Bladder Stones Causing and Being Caused by Infections
Bladder stones are comprised of various minerals that combine together to form rock-like particles in your pup's bladder. While your pup's urine is normally slightly acidic, it can become alkaline if a bladder infection occurs. The bacteria that cause the bladder infection produce chemicals that make the urine more alkaline and prone to developing struvite bladder stones, according to the VCA Animal Hospitals website. Conversely, other types of bladder stones, including calcium-oxalate and ammonium urate stones form in more acidic urine, without an infection present. The presence of these types of stones can then induce a urinary tract infection because they tend to irritate the lining of the bladder.
Food for Thought
Prescription veterinary diets are only available through your veterinarian and are used to either dissolve existing bladder stones or prevent new ones from forming. These diets usually contain lower amounts of protein and the minerals that can combine together to form bladder stones.
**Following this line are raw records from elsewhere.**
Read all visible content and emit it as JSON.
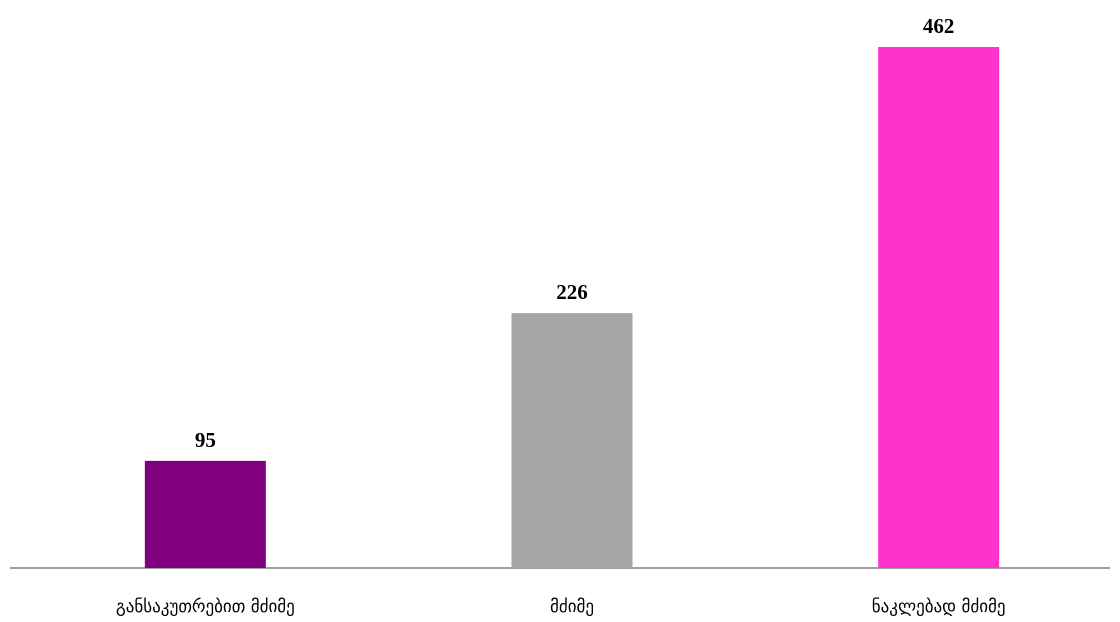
{
  "chart_data": {
    "type": "bar",
    "categories": [
      "განსაკუთრებით მძიმე",
      "მძიმე",
      "ნაკლებად მძიმე"
    ],
    "values": [
      95,
      226,
      462
    ],
    "colors": [
      "#800080",
      "#A6A6A6",
      "#FF33CC"
    ],
    "title": "",
    "xlabel": "",
    "ylabel": "",
    "ylim": [
      0,
      462
    ],
    "grid": false,
    "legend": "none",
    "data_labels": true
  }
}
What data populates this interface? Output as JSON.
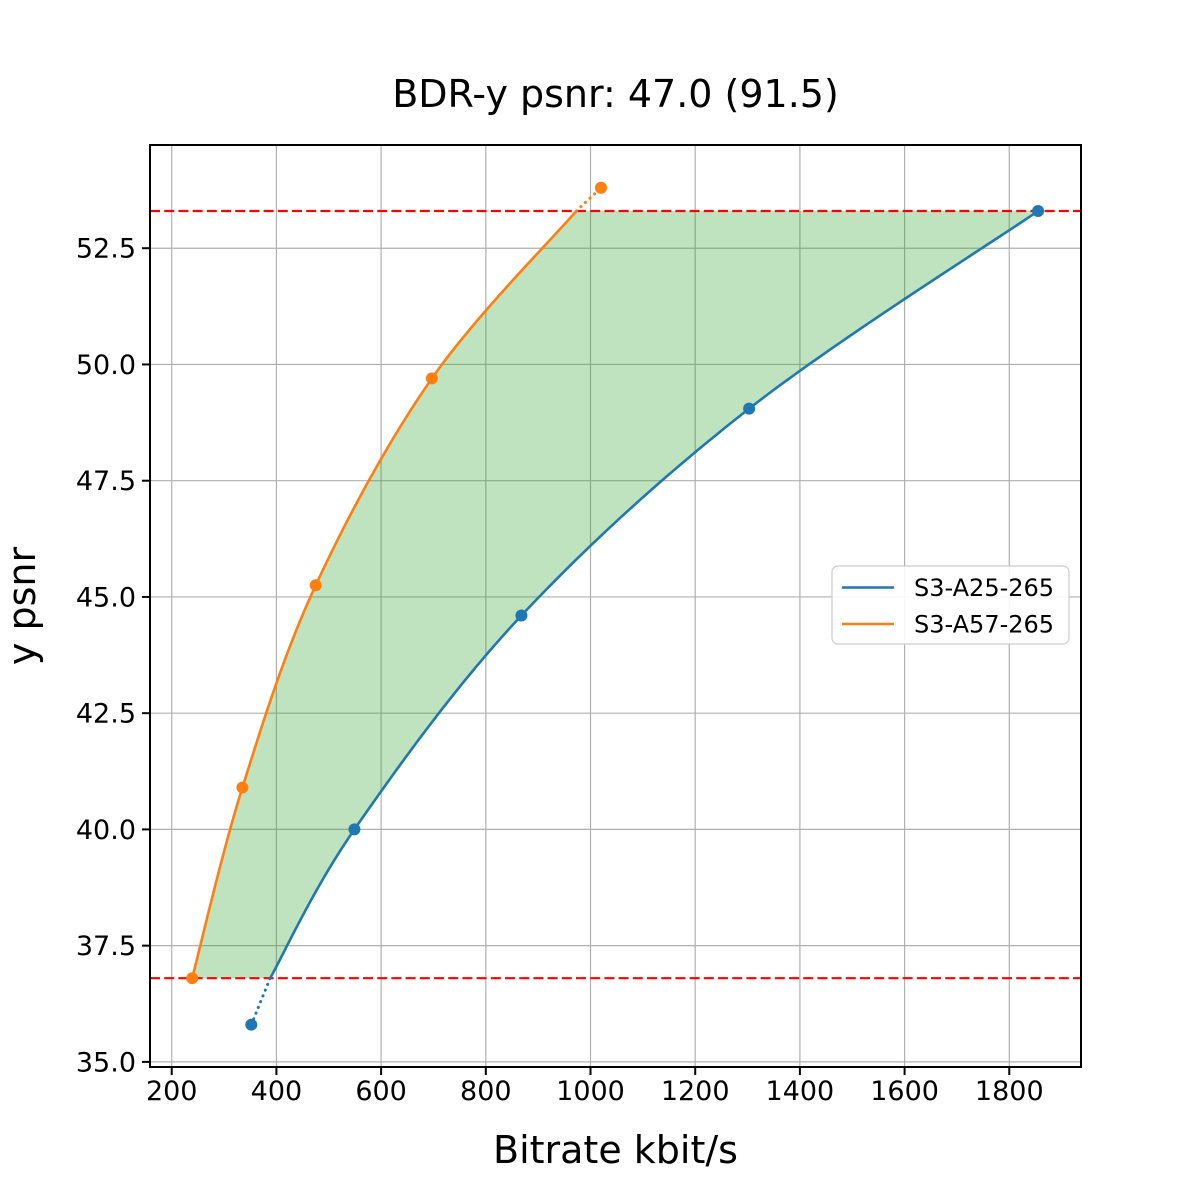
{
  "chart_data": {
    "type": "line",
    "title": "BDR-y psnr: 47.0 (91.5)",
    "xlabel": "Bitrate kbit/s",
    "ylabel": "y psnr",
    "xlim": [
      158.5,
      1937
    ],
    "ylim": [
      34.89,
      54.72
    ],
    "x_ticks": [
      200,
      400,
      600,
      800,
      1000,
      1200,
      1400,
      1600,
      1800
    ],
    "x_tick_labels": [
      "200",
      "400",
      "600",
      "800",
      "1000",
      "1200",
      "1400",
      "1600",
      "1800"
    ],
    "y_ticks": [
      35.0,
      37.5,
      40.0,
      42.5,
      45.0,
      47.5,
      50.0,
      52.5
    ],
    "y_tick_labels": [
      "35.0",
      "37.5",
      "40.0",
      "42.5",
      "45.0",
      "47.5",
      "50.0",
      "52.5"
    ],
    "grid": true,
    "grid_color": "#b0b0b0",
    "series": [
      {
        "name": "S3-A25-265",
        "color": "#1f77b4",
        "markers": [
          [
            352,
            35.8
          ],
          [
            549,
            40.0
          ],
          [
            868,
            44.6
          ],
          [
            1303,
            49.05
          ],
          [
            1855,
            53.3
          ]
        ],
        "solid_curve": [
          [
            388,
            36.8
          ],
          [
            549,
            40.0
          ],
          [
            868,
            44.6
          ],
          [
            1303,
            49.05
          ],
          [
            1855,
            53.3
          ]
        ],
        "dotted_segment": [
          [
            352,
            35.8
          ],
          [
            388,
            36.8
          ]
        ]
      },
      {
        "name": "S3-A57-265",
        "color": "#ff7f0e",
        "markers": [
          [
            239,
            36.8
          ],
          [
            335,
            40.9
          ],
          [
            475,
            45.25
          ],
          [
            697,
            49.7
          ],
          [
            1020,
            53.8
          ]
        ],
        "solid_curve": [
          [
            239,
            36.8
          ],
          [
            335,
            40.9
          ],
          [
            475,
            45.25
          ],
          [
            697,
            49.7
          ],
          [
            973,
            53.3
          ]
        ],
        "dotted_segment": [
          [
            973,
            53.3
          ],
          [
            1020,
            53.8
          ]
        ]
      }
    ],
    "hlines": {
      "values": [
        36.8,
        53.3
      ],
      "color": "#ff0000",
      "style": "dashed"
    },
    "shaded_region": {
      "between": [
        "S3-A57-265",
        "S3-A25-265"
      ],
      "y_range": [
        36.8,
        53.3
      ],
      "color": "#2ca02c",
      "alpha": 0.3
    },
    "legend": {
      "position": "center-right",
      "entries": [
        "S3-A25-265",
        "S3-A57-265"
      ]
    }
  }
}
Veterinary diets that are low in magnesium, calcium and phosphorus help to discourage the formation of bladder stones in pups prone to urinary tract infections. These foods will also affect the pH of the urine, making it more acidic if a bladder infection is causing the urine to become more alkaline. For pups suffering with calcium oxalate stones, the foods will promote more alkaline urine because the urine is too acidic.
The Vet Knows Best
If you notice that Fido is having trouble urinating, is urinating more than usual, appears lethargic or is drinking more water than usual, he may be suffering with bladder stones, a urinary tract infection or both conditions. Get your pooch to the vet right away for a proper diagnosis and treatment. Bacterial infections can spread to your pup's kidneys if not treated, and bladder stones can cause a blockage of your pup's urethra, both of which can be fatal. Your vet will determine if your pooch requires a special therapeutic diet, antibiotics to treat any infections and additional medications to deal with bladder stones or pain.
Feeding for Life?
Some veterinary therapeutic diets are meant for long-term feeding to prevent the formation of bladder stones, depending on the type of stones your pup has been diagnosed with. Others are meant for short-term feeding to fully dissolve any existing stones, usually for around 16 weeks. Your vet can recommend the proper food for Fido to help prevent the formation of stones in his bladder, which should help to prevent urinary tract infections as well. Not all types of bladder stones can be prevented or treated with diet, though, and may require surgical removal.